Lu dans le cadre de ma première année de LM, ce gros roman écrit en 1938 et 1939, débute à la Belle Époque, en 1897, - l'histoire s'ouvre sur l'Exposition Universelle de Paris (1889) - et nous emmène jusqu'à la Première Guerre mondiale.
On suit les pérégrinations du protagoniste principal, Pierre Mercadier, professeur d'histoire et de géographie dans l'enseignement secondaire. Un portrait d'homme assez banal, coincé dans sa vie professionnelle et sa vie privée (il est mariée à Paulette, une jolie sotte) qui décide un beau jour de larguer les amarres, frustré de ne pouvoir entreprendre certaines choses (cela fait des années qu'il écrit un livre sur le financier Law).
C'est véritablement un homme qui m'a paru antipathique. Pourtant, le regard qu'il porte sur sa vie m'avait plu : il n'aime plus sa femme dont la sottise lui porte sur les nerfs, il joue en Bourse, perd de l'argent, considère sa famille comme un fardeau. Tout lui pèse et l'ennuie (à commencer par son métier) et sa brève aventure extra-conjugale ne lui apporte qu'une grosse déception. le genre d'événements qui amènent un individu à songer au vide et à l'inutilité de sa vie.
Voilà donc notre anti-héros qui devient rapidement cynique et indifférent jusqu'au jour où il décide de vendre ses actions et de partir au loin, abandonnant du même coup ses enfants.
C'est à partir de ce moment que Mercadier a commencé à m'agacer sérieusement. La mésaventure qui lui arrive à Venise, avec une jeune femme, le rend pathétique et grotesque. de même, sa brève histoire d'amour avec Reine Bercy (maîtresse d'un diplomate allemand)
Pire encore. Après cette liaison qui se termine mal, Mercadier s'exile en Egypte, avant de revenir à nouveau à Paris., en 1908 où il retrouve par un ancien collègue professeur, un juif nommé George Meyer. Ce dernier et sa femme, émus par la situation de Pierre, lui offrent l'hospitalité et un job.

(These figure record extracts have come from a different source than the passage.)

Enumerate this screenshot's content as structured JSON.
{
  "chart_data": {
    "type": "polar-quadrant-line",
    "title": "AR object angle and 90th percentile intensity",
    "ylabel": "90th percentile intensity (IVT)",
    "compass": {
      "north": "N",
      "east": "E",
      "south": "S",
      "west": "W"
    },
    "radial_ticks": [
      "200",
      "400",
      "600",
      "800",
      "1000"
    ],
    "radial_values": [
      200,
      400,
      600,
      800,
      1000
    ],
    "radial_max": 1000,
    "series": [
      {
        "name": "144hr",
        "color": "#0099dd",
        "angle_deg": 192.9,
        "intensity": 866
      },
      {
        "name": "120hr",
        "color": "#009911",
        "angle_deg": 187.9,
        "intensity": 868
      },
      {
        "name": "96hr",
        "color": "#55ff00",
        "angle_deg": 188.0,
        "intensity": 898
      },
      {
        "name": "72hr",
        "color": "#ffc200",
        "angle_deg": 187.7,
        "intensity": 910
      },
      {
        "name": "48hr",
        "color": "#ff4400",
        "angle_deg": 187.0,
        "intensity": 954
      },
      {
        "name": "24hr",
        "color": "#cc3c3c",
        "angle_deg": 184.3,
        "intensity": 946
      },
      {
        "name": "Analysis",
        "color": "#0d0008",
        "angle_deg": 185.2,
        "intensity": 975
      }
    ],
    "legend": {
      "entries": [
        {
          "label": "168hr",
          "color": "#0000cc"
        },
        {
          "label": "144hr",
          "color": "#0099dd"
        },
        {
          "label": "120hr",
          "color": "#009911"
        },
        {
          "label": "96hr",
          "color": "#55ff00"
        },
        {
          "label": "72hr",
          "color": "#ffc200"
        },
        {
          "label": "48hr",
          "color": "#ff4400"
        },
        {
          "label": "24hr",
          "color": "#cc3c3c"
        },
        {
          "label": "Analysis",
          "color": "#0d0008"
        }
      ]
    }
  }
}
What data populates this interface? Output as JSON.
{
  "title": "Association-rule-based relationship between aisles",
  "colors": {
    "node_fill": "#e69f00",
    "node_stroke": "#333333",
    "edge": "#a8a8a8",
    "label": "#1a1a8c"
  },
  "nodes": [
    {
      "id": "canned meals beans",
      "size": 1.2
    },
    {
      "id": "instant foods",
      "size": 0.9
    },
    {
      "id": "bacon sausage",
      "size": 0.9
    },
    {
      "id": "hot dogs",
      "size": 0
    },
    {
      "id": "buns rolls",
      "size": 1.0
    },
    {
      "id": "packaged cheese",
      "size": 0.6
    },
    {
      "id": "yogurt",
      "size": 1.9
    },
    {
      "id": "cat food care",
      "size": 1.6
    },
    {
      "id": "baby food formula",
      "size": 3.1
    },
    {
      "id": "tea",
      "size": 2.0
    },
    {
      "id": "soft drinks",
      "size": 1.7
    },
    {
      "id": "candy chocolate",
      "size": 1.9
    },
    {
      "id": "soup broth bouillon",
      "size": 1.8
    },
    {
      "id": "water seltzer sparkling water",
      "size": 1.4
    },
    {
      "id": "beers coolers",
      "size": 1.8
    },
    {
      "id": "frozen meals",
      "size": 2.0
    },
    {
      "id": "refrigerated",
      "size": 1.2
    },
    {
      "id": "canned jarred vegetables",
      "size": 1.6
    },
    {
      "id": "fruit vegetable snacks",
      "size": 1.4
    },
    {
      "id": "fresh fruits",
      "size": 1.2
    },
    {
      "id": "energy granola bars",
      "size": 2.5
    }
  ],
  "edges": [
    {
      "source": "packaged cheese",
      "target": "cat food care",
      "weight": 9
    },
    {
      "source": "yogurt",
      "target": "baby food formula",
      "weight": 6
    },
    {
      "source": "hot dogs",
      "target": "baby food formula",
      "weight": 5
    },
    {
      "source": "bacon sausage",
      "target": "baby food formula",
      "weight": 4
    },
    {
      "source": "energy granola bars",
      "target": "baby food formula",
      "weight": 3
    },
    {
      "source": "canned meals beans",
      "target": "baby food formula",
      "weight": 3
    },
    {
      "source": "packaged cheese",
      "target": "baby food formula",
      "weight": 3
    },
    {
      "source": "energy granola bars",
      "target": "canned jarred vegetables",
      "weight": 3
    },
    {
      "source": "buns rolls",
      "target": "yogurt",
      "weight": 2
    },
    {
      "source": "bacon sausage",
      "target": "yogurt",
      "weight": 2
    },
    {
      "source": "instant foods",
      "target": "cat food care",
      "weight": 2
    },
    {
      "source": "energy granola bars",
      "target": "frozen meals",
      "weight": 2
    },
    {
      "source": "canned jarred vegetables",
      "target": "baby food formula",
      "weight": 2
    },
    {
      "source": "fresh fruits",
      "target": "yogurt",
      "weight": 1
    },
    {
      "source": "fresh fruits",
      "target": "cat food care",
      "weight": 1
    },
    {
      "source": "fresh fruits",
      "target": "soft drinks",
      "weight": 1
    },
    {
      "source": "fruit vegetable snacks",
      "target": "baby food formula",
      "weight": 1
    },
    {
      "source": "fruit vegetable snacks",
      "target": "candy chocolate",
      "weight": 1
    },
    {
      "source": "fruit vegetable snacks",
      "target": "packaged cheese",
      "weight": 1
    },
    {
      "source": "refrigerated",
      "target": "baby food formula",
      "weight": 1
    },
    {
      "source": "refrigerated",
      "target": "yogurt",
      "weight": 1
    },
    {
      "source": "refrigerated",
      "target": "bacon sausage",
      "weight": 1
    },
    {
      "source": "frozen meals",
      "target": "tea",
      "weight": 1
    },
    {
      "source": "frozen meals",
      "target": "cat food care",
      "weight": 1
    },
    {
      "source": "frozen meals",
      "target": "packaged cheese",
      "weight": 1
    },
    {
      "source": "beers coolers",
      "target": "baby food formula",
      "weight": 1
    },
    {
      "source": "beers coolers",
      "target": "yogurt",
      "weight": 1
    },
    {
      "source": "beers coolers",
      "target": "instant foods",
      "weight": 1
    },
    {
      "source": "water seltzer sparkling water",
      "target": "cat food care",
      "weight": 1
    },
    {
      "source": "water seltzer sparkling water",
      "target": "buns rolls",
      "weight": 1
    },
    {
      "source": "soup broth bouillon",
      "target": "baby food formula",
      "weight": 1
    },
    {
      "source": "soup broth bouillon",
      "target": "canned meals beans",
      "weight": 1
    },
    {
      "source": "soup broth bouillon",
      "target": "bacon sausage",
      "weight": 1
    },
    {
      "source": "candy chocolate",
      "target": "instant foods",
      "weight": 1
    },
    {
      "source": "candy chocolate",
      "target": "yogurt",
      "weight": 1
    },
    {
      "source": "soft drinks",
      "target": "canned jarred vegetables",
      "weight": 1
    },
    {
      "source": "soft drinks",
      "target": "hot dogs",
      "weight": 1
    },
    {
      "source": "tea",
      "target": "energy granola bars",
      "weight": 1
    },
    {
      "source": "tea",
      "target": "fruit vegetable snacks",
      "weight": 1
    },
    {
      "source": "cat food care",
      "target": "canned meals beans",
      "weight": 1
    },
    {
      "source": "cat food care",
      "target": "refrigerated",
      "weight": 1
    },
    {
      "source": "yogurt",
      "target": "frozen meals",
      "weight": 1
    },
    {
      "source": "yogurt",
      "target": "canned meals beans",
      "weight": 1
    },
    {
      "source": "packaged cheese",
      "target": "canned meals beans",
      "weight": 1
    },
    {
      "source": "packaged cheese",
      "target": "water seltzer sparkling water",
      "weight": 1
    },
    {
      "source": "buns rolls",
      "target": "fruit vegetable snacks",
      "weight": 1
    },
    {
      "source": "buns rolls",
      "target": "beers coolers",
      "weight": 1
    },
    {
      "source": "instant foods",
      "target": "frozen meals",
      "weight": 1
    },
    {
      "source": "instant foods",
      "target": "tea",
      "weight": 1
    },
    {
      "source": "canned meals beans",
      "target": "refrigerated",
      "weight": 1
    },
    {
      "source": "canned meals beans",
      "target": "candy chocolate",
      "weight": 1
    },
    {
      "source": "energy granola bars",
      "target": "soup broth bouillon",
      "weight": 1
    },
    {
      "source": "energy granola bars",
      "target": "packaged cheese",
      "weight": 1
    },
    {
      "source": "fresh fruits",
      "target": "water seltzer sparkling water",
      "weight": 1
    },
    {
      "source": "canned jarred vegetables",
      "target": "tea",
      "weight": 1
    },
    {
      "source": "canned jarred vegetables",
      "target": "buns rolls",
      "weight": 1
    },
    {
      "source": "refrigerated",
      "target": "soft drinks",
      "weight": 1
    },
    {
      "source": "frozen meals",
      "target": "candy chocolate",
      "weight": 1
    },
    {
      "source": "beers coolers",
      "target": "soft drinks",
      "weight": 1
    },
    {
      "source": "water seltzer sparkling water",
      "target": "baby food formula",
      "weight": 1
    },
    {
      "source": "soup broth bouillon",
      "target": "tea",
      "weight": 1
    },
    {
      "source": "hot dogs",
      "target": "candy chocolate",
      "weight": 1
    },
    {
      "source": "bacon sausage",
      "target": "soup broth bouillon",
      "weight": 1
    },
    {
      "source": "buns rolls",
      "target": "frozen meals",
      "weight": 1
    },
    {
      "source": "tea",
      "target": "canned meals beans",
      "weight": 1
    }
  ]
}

Il faut dire que Mercadier n'avait pas cessé de fréquenter Meyer, même au plus fort des remous causés par l'affaire Dreyfus, ce qui lui a valu la reconnaissance de son infortuné collègue.

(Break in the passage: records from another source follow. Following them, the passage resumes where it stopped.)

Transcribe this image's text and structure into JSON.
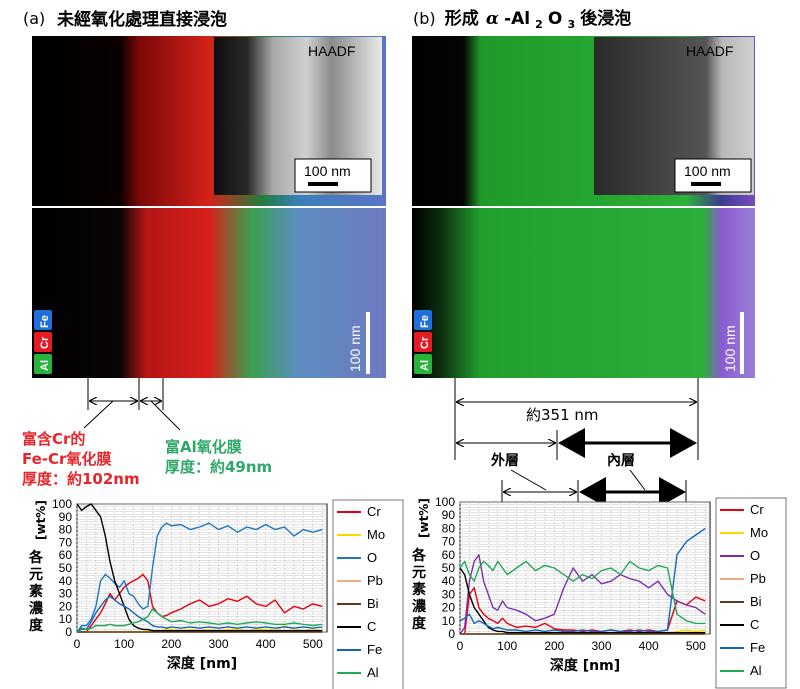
{
  "panels": [
    {
      "id": "a",
      "title_prefix": "(a)",
      "title": "未經氧化處理直接浸泡",
      "haadf_label": "HAADF",
      "scalebar_label": "100 nm",
      "map_scalebar_label": "100 nm",
      "element_badges": [
        "Fe",
        "Cr",
        "Al"
      ],
      "annotations": {
        "layer1_lines": [
          "富含Cr的",
          "Fe-Cr氧化膜",
          "厚度：約102nm"
        ],
        "layer2_lines": [
          "富Al氧化膜",
          "厚度：約49nm"
        ]
      },
      "colors": {
        "layer1": "#e8262a",
        "layer2": "#2ea86a"
      }
    },
    {
      "id": "b",
      "title_prefix": "(b)",
      "title_main": "形成",
      "title_alpha": "α",
      "title_compound": [
        "-Al",
        "2",
        "O",
        "3"
      ],
      "title_suffix": "後浸泡",
      "haadf_label": "HAADF",
      "scalebar_label": "100 nm",
      "map_scalebar_label": "100 nm",
      "element_badges": [
        "Fe",
        "Cr",
        "Al"
      ],
      "annotations": {
        "total": "約351 nm",
        "outer": "外層",
        "inner": "內層"
      }
    }
  ],
  "colors": {
    "Cr": "#e8000b",
    "Mo": "#ffd700",
    "O": "#7b2fb0",
    "O_a": "#1f77c4",
    "Pb": "#f4a582",
    "Bi": "#5c3b1e",
    "C": "#000000",
    "Fe": "#1565c0",
    "Al": "#22a85a",
    "badge_fe": "#1e6fd9",
    "badge_cr": "#e31b23",
    "badge_al": "#28b33a"
  },
  "chart_data": [
    {
      "type": "line",
      "panel": "a",
      "ylabel": "[wt%]",
      "ylabel_chars": [
        "各",
        "元",
        "素",
        "濃",
        "度"
      ],
      "xlabel": "深度 [nm]",
      "xlim": [
        0,
        530
      ],
      "ylim": [
        0,
        100
      ],
      "xticks": [
        0,
        100,
        200,
        300,
        400,
        500
      ],
      "yticks": [
        0,
        10,
        20,
        30,
        40,
        50,
        60,
        70,
        80,
        90,
        100
      ],
      "legend": [
        "Cr",
        "Mo",
        "O",
        "Pb",
        "Bi",
        "C",
        "Fe",
        "Al"
      ],
      "x": [
        0,
        10,
        20,
        30,
        40,
        50,
        60,
        70,
        80,
        90,
        100,
        110,
        120,
        130,
        140,
        150,
        160,
        170,
        180,
        190,
        200,
        220,
        240,
        260,
        280,
        300,
        320,
        340,
        360,
        380,
        400,
        420,
        440,
        460,
        480,
        500,
        520
      ],
      "series": [
        {
          "name": "Cr",
          "values": [
            0,
            0,
            0,
            5,
            10,
            15,
            22,
            30,
            25,
            30,
            35,
            38,
            40,
            42,
            45,
            40,
            20,
            15,
            12,
            13,
            15,
            18,
            22,
            25,
            20,
            22,
            26,
            24,
            28,
            22,
            20,
            25,
            15,
            20,
            18,
            22,
            20
          ]
        },
        {
          "name": "Mo",
          "values": [
            0,
            0,
            0,
            0,
            0,
            0,
            0,
            0,
            0,
            0,
            0,
            0,
            0,
            0,
            0,
            1,
            1,
            1,
            1,
            2,
            2,
            1,
            2,
            1,
            2,
            1,
            2,
            2,
            1,
            2,
            2,
            1,
            5,
            2,
            1,
            2,
            1
          ]
        },
        {
          "name": "O",
          "values": [
            0,
            5,
            5,
            10,
            20,
            40,
            45,
            42,
            38,
            35,
            40,
            30,
            28,
            22,
            18,
            20,
            50,
            75,
            82,
            85,
            83,
            84,
            80,
            82,
            85,
            80,
            83,
            78,
            82,
            80,
            84,
            80,
            82,
            75,
            80,
            78,
            80
          ]
        },
        {
          "name": "Pb",
          "values": [
            0,
            0,
            0,
            0,
            0,
            0,
            0,
            0,
            0,
            0,
            0,
            0,
            0,
            0,
            0,
            0,
            0,
            0,
            0,
            0,
            0,
            0,
            0,
            0,
            0,
            0,
            0,
            0,
            0,
            0,
            0,
            0,
            0,
            0,
            0,
            0,
            0
          ]
        },
        {
          "name": "Bi",
          "values": [
            0,
            0,
            0,
            0,
            0,
            0,
            0,
            0,
            0,
            0,
            0,
            0,
            0,
            0,
            0,
            0,
            0,
            0,
            0,
            0,
            0,
            0,
            0,
            0,
            0,
            0,
            0,
            0,
            0,
            0,
            0,
            0,
            0,
            0,
            0,
            0,
            0
          ]
        },
        {
          "name": "C",
          "values": [
            100,
            95,
            98,
            100,
            95,
            90,
            75,
            55,
            40,
            30,
            20,
            10,
            5,
            3,
            2,
            2,
            1,
            1,
            1,
            1,
            1,
            1,
            1,
            1,
            1,
            1,
            1,
            1,
            1,
            1,
            1,
            1,
            1,
            1,
            1,
            1,
            1
          ]
        },
        {
          "name": "Fe",
          "values": [
            0,
            3,
            2,
            8,
            15,
            20,
            25,
            28,
            25,
            22,
            20,
            18,
            15,
            12,
            10,
            8,
            5,
            4,
            4,
            3,
            4,
            3,
            4,
            3,
            4,
            3,
            4,
            3,
            4,
            3,
            4,
            3,
            4,
            3,
            4,
            3,
            4
          ]
        },
        {
          "name": "Al",
          "values": [
            0,
            2,
            2,
            3,
            5,
            5,
            5,
            6,
            5,
            5,
            5,
            6,
            7,
            8,
            10,
            12,
            18,
            15,
            12,
            10,
            8,
            9,
            7,
            8,
            7,
            6,
            7,
            6,
            7,
            8,
            7,
            6,
            6,
            7,
            6,
            5,
            6
          ]
        }
      ]
    },
    {
      "type": "line",
      "panel": "b",
      "ylabel": "[wt%]",
      "ylabel_chars": [
        "各",
        "元",
        "素",
        "濃",
        "度"
      ],
      "xlabel": "深度 [nm]",
      "xlim": [
        0,
        530
      ],
      "ylim": [
        0,
        100
      ],
      "xticks": [
        0,
        100,
        200,
        300,
        400,
        500
      ],
      "yticks": [
        0,
        10,
        20,
        30,
        40,
        50,
        60,
        70,
        80,
        90,
        100
      ],
      "legend": [
        "Cr",
        "Mo",
        "O",
        "Pb",
        "Bi",
        "C",
        "Fe",
        "Al"
      ],
      "x": [
        0,
        10,
        20,
        30,
        40,
        50,
        60,
        70,
        80,
        90,
        100,
        120,
        140,
        160,
        180,
        200,
        220,
        240,
        260,
        280,
        300,
        320,
        340,
        360,
        380,
        400,
        420,
        440,
        460,
        480,
        500,
        520
      ],
      "series": [
        {
          "name": "Cr",
          "values": [
            0,
            0,
            30,
            35,
            20,
            15,
            12,
            10,
            8,
            12,
            8,
            5,
            6,
            5,
            8,
            4,
            3,
            3,
            2,
            3,
            2,
            3,
            2,
            3,
            2,
            3,
            2,
            3,
            25,
            22,
            28,
            25
          ]
        },
        {
          "name": "Mo",
          "values": [
            0,
            0,
            0,
            0,
            0,
            0,
            0,
            0,
            0,
            0,
            0,
            0,
            0,
            0,
            0,
            0,
            0,
            0,
            0,
            0,
            0,
            0,
            0,
            0,
            0,
            0,
            0,
            0,
            2,
            3,
            2,
            3
          ]
        },
        {
          "name": "O",
          "values": [
            0,
            5,
            40,
            55,
            60,
            40,
            30,
            20,
            18,
            25,
            20,
            18,
            15,
            10,
            12,
            15,
            35,
            50,
            40,
            45,
            38,
            40,
            45,
            42,
            40,
            35,
            40,
            30,
            25,
            22,
            20,
            15
          ]
        },
        {
          "name": "Pb",
          "values": [
            0,
            0,
            0,
            0,
            0,
            0,
            0,
            0,
            0,
            0,
            0,
            0,
            0,
            0,
            0,
            0,
            0,
            0,
            0,
            0,
            0,
            0,
            0,
            0,
            0,
            0,
            0,
            0,
            0,
            0,
            0,
            0
          ]
        },
        {
          "name": "Bi",
          "values": [
            0,
            0,
            0,
            0,
            0,
            0,
            0,
            0,
            0,
            0,
            0,
            0,
            0,
            0,
            0,
            0,
            0,
            0,
            0,
            0,
            0,
            0,
            0,
            0,
            0,
            0,
            0,
            0,
            0,
            0,
            0,
            0
          ]
        },
        {
          "name": "C",
          "values": [
            50,
            45,
            30,
            20,
            15,
            10,
            5,
            3,
            2,
            2,
            1,
            1,
            1,
            1,
            1,
            1,
            1,
            1,
            1,
            1,
            1,
            1,
            1,
            1,
            1,
            1,
            1,
            1,
            1,
            1,
            1,
            1
          ]
        },
        {
          "name": "Fe",
          "values": [
            10,
            12,
            15,
            8,
            10,
            8,
            6,
            4,
            5,
            4,
            3,
            3,
            2,
            3,
            2,
            3,
            2,
            2,
            3,
            2,
            2,
            3,
            2,
            2,
            3,
            2,
            2,
            3,
            60,
            70,
            75,
            80
          ]
        },
        {
          "name": "Al",
          "values": [
            50,
            55,
            45,
            40,
            50,
            55,
            52,
            48,
            55,
            50,
            45,
            50,
            55,
            48,
            52,
            50,
            45,
            40,
            45,
            42,
            48,
            50,
            45,
            55,
            50,
            48,
            52,
            50,
            15,
            10,
            8,
            8
          ]
        }
      ]
    }
  ]
}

Le roman est construit selon les étapes de la vie de Mercadier. D'abord sa vie conjugale et son emploi de prof, puis la fuite à l'étranger, et le retour peu glorieux en France où le lecteur a l'impression de ne plus avoir affaire au même personnage. Quand j'ai entamé la partie sur le café-bordel Les Hirondelles, j'ai même douté que le client régulier qui fait la conversation à Madame Dora, la patronne, était bien Mercadier ! Ce dernier y passe en effet ses après-midis pour fuir (et oui, encore !) la vie étriquée dans l'appartement des Meyer.
Dans cette seconde partie, on suit également la destinée du fils de Pierre, Pascal que l'on croise alors qu'il est petit garçon. Ce sont d'ailleurs les passages que j'ai préférés, ces vacances au château familial, où les belles descriptions de la nature allègent considérablement le roman. C'est finalement une saga familiale où l'écrivain excelle, dans ces portraits peu flatteurs et si réalistes (la belle-mère de Pierre Mercadier, quel phénomène...).
Mais ici, point de tendresse, de nostalgie, de poésie. Tout respire la médiocrité, la banalité. Ces petites vies étriquées ont fini par me lasser, cet égoïsme forcené de Mercadier, cette solitude qui suinte de chacun des personnages... L'amour, la générosité, le courage ne sont que des illusions.
Mercadier fuit une vie qu'il juge sans intérêt, redoute, comme la plupart d'entre nous, la mort, la vieillesse, la solitude, mais sans rien faire pour changer un tant soit peu sa condition. Un peu déprimant tout ça, non ?
Ce n'est pas un roman que j'aurai choisi, je veux dire vraiment choisi de lire, par goût. Aussi, d'une certaine façon, et bien que je n'ai pas été emballée plus que ça, je suis contente de l'avoir eu au programme, cela me force un peu à sortir de mes lectures habituelles (voui, je sais, il n'y a pas que
Jane Austen ou le Nature Writing dans la vie...).